Печорин вздохнул:
– Второй месяц меня лечат… светил приглашали. Сначала очень извинялись, особенно Модест Михайлович за выходку «зятя».
– Сын тоже здесь лежит? – спросила Лолита.
– Не знаю, где лежит этот сын, но ко мне относятся тут хорошо. Вот сегодня даже вас всех разрешили ко мне пустить. Все, что я им рассказал, записали, и не один раз. Кем они меня считают – полным психом или частичным, уж и не знаю.
Возникла пауза, всегда трудно придумать, что с ней делать. Но у Петровича была домашняя заготовка. Он вынул из кармана пиджака конверт.
– Что это? – с живой заинтересованностью спросил Евгений Иванович, вскрыл и сам ответил на собственный вопрос: – Приглашение?
– Был у тебя, забирал почту, как договаривались. Кстати, видел твоего деда. Ничего так, в форме. Сказал, что записался в хор. Но не ходит.
Это сообщение никого не заинтересовало, все смотрели на конверт.
– Приглашение, – подтвердил больной, вскрыв послание.
– Куда? – заинтересованно наклонились к нему.
– Василиса приглашает меня на защиту докторской диссертации. Причем не своей, а какого-то Егорова.
– Это ее муж, – влезла Майка, – я ее знаю, я у нее ночевала; хочет сразу с двух сторон перед тобой покрасоваться, змеюка.
– Она не змеюка, – спокойно возразил Евгений Иванович.
Майка легко согласилась:
– И Нина тоже не змеюка, сразу к тебе отпустила, как я захотела. – Секунду помолчала и добавила: – Ей-то чего, она уже беременная, хотя живота и не видно.
Печорин удивился:
– А как ты вообще могла узнать, что я здесь, и с кем ты приехала?
– Тетя Люба Балбошина все разведала, но ехать к тебе времени у нее совсем не было, вся в делах-делах.
– Позвонила мне, съезди, мол, – пояснила Лолита. – Она же за мной ухаживала, когда я… Да я бы и сама. Тебе от Любы привет.
– Ты ей тоже передай. И ее медиумам. Знаете, каким образом я «оттуда» вернулся?

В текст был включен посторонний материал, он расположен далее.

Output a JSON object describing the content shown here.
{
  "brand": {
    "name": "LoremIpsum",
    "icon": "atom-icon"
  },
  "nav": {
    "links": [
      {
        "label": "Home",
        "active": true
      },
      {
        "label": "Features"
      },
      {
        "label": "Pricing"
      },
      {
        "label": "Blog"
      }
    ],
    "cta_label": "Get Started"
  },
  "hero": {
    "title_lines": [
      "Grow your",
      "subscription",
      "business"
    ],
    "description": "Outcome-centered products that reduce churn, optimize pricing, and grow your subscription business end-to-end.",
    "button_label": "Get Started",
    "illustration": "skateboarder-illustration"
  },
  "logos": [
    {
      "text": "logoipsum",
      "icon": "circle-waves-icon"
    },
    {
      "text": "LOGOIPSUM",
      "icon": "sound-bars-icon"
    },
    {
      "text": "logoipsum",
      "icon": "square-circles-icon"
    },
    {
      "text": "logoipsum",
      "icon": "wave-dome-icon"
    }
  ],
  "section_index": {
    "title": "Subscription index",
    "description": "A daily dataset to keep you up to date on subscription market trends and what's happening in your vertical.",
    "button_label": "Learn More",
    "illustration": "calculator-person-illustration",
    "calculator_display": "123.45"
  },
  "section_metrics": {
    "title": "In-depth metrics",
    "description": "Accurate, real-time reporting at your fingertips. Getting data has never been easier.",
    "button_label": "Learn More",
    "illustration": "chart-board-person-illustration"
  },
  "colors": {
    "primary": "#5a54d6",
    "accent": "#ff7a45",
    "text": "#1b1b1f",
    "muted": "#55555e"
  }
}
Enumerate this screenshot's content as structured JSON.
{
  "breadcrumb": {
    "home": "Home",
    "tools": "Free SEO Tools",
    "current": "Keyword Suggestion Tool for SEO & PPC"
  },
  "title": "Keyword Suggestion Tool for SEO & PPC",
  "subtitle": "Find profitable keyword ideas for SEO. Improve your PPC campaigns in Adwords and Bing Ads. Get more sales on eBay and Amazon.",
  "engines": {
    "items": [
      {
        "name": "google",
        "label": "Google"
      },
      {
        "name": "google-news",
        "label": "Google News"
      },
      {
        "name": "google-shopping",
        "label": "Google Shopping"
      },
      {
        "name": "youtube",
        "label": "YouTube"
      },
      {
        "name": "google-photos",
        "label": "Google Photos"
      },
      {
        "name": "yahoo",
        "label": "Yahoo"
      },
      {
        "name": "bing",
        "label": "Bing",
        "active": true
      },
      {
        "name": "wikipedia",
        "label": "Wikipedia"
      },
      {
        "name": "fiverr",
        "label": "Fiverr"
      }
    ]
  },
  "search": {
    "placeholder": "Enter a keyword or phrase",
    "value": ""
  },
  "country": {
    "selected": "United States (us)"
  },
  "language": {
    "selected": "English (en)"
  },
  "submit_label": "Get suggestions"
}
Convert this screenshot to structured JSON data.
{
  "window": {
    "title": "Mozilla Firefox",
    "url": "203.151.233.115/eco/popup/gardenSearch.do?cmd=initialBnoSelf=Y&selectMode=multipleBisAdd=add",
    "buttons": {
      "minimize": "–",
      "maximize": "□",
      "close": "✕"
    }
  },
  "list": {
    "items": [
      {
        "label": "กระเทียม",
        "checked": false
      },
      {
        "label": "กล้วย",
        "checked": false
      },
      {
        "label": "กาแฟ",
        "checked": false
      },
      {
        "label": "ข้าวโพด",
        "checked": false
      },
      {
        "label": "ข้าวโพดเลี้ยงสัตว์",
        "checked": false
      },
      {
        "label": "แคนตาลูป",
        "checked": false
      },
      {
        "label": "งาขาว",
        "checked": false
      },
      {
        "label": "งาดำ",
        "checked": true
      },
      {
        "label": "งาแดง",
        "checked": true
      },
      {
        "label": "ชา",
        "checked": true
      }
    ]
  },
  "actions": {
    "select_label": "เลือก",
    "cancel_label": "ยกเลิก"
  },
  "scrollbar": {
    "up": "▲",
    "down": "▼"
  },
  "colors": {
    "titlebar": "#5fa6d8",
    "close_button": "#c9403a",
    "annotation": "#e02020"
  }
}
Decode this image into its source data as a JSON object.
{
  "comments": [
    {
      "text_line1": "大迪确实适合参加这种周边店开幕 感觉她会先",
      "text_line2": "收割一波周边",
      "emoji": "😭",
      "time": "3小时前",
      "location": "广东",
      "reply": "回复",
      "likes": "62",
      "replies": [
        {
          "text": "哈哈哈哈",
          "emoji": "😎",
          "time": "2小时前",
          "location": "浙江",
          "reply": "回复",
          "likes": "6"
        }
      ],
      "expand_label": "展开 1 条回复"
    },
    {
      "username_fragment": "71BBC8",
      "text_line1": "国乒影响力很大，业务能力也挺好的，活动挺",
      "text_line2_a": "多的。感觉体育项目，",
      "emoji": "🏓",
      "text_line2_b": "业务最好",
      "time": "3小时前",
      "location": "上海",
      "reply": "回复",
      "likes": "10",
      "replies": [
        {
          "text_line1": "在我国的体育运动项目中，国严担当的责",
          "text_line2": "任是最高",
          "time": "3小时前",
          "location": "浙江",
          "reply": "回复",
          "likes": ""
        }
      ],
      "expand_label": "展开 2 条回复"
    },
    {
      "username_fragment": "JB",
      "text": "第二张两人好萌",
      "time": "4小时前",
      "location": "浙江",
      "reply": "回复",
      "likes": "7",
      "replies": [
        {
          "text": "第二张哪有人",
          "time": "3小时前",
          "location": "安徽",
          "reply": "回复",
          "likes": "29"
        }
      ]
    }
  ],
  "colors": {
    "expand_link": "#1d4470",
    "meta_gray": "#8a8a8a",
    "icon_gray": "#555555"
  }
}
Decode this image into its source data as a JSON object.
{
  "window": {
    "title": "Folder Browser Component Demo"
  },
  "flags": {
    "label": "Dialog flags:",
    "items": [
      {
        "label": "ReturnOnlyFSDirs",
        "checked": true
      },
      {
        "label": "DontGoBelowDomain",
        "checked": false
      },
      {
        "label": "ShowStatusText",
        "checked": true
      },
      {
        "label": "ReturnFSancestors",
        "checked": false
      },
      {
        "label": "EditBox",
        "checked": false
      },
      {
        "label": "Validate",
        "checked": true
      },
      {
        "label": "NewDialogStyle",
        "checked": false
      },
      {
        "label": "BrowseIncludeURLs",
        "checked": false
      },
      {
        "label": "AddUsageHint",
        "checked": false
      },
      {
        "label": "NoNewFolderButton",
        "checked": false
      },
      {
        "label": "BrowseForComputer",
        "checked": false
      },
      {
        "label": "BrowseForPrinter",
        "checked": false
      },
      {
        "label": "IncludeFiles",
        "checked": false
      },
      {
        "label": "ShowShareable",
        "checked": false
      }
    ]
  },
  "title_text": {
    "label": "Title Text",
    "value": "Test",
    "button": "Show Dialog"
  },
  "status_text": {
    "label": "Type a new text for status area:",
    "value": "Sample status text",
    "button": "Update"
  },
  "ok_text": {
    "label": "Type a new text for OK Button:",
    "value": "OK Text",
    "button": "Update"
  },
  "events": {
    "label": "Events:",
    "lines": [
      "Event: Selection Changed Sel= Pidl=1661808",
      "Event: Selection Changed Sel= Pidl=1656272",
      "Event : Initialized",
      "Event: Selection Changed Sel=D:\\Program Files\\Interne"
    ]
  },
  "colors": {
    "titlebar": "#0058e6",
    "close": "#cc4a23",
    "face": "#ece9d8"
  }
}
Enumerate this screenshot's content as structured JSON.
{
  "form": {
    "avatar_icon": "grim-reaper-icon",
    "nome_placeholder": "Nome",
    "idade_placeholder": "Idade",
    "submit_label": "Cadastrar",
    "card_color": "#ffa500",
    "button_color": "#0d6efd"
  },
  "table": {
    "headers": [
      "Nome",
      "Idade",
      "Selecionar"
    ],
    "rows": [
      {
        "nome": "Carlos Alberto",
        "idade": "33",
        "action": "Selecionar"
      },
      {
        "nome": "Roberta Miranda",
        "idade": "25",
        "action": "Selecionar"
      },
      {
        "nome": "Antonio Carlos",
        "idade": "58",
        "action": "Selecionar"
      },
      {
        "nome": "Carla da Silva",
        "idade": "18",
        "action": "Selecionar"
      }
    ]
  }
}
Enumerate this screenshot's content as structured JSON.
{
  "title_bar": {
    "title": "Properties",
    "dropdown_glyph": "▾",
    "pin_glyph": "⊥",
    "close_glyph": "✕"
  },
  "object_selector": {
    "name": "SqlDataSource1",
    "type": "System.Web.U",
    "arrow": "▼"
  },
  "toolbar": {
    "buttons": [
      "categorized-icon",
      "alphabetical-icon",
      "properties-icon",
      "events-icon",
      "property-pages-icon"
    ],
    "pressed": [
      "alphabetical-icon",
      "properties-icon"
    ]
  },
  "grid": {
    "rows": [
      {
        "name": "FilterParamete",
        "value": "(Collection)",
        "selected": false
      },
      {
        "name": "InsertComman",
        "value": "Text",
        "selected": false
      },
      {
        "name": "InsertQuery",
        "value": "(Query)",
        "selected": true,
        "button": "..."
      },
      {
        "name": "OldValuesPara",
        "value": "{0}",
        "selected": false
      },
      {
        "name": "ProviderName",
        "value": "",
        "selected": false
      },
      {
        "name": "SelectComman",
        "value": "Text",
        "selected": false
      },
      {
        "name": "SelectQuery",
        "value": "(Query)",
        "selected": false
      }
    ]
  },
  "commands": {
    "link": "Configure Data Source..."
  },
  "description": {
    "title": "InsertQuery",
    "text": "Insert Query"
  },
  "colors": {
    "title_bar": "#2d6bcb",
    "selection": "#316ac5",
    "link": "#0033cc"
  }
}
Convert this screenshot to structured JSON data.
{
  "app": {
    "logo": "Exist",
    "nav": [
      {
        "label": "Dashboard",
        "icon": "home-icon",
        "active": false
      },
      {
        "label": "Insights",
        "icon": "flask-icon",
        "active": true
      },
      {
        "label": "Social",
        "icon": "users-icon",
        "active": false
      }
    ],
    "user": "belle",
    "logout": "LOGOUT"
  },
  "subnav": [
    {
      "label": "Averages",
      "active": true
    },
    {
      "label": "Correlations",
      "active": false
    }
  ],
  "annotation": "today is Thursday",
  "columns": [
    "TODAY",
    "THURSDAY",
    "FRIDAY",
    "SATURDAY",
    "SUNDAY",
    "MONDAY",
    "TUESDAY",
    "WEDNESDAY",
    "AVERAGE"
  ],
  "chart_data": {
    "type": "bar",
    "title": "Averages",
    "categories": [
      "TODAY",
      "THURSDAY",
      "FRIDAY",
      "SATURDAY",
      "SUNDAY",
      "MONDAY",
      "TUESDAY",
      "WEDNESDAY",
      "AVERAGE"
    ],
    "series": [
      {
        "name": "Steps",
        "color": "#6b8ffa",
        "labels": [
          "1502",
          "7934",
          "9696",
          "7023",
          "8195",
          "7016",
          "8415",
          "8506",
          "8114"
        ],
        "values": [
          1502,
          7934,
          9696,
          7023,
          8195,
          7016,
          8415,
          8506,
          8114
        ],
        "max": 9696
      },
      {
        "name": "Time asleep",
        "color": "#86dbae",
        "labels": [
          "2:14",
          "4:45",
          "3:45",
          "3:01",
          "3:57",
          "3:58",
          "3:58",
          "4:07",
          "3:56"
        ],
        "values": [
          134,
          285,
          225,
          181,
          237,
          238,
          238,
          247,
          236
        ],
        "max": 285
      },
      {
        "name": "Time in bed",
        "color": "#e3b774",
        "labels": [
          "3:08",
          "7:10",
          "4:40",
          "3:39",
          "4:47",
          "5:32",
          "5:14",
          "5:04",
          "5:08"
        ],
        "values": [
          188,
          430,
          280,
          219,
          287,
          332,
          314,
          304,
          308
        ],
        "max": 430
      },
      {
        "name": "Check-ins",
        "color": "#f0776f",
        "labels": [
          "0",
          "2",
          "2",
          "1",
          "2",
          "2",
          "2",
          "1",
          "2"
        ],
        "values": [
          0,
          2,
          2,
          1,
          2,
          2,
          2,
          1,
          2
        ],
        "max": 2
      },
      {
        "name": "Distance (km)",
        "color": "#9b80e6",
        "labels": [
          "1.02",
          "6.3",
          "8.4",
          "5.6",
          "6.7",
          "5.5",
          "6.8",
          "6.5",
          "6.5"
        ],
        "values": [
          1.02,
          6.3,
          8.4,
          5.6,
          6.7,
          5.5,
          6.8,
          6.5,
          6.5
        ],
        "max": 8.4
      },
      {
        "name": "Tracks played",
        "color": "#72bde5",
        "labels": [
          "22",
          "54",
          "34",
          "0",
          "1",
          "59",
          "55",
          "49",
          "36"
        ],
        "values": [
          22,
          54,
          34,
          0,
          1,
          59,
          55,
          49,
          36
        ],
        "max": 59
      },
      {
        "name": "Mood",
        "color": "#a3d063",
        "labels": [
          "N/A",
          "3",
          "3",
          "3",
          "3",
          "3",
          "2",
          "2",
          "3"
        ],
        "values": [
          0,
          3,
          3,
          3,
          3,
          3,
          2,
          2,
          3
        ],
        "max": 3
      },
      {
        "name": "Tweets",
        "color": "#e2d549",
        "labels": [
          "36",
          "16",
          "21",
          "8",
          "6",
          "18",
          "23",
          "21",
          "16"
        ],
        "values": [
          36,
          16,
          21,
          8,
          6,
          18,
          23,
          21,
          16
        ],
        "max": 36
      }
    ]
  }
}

Все выжидающе подались вперед.
– Очень просто. В какой-то момент в темноте этой полнейшей раздался голос, сверху и немного справа: «Дух Евгения Ивановича Печорина, пожалуйста, придите к нам!» И я заскользил, заскользил… Правда, ни под каким блюдцем не оказался, сразу очнулся, уже в палате.
Все молчали, переваривая информацию. История была, конечно, на грани фарса, но смеяться и иронизировать почему-то никому не хотелось.
Евгений Иванович, довольный тем, что произвел впечатление, и не желая зацикливаться на рискованной теме, обратился к Лолите:
– А что там у тебя с твоими девками случилось?
Воспитательница вздохнула:
– Девчонки мои решили, что я их снимаю, а это не я, это мой работодатель, негодяй, тайком поставил камеру крохотную, когда они у меня заключали контракт и якобы осматривали квартиру. Девочки передо мной извинились потом, ухаживали… Правда, теперь все пропали куда-то.
– Замуж повыходили, как и все, – хмуро буркнула Майка.
– А голландец этот, говорят, сидит за порнографию, – закончила Лолита.
Печорин тихо засмеялся. Сказал, обращаясь к мужской части аудитории:
– Вот видите – справедливость все-таки существует и даже действует. Да, я знаю, волна стала ослабевать, если не вообще сошла на нет, но не будете же вы меня убеждать, что вообще ничего не было! Ни взорванных автобусов, ни избитых музыкантов, ни…
Печорин остановился, не без усилия, он знал, что на эту территорию лучше не заходить.
Инициативу перехватил генерал:
– О справедливости после. Ты в конце концов зазвал меня по конкретному делу.
Больной кивнул и тут же сильно помрачнел.
– Дело в четвертой смерти? – спросил Петрович.
Печорин снова кивнул, но говорить не начал.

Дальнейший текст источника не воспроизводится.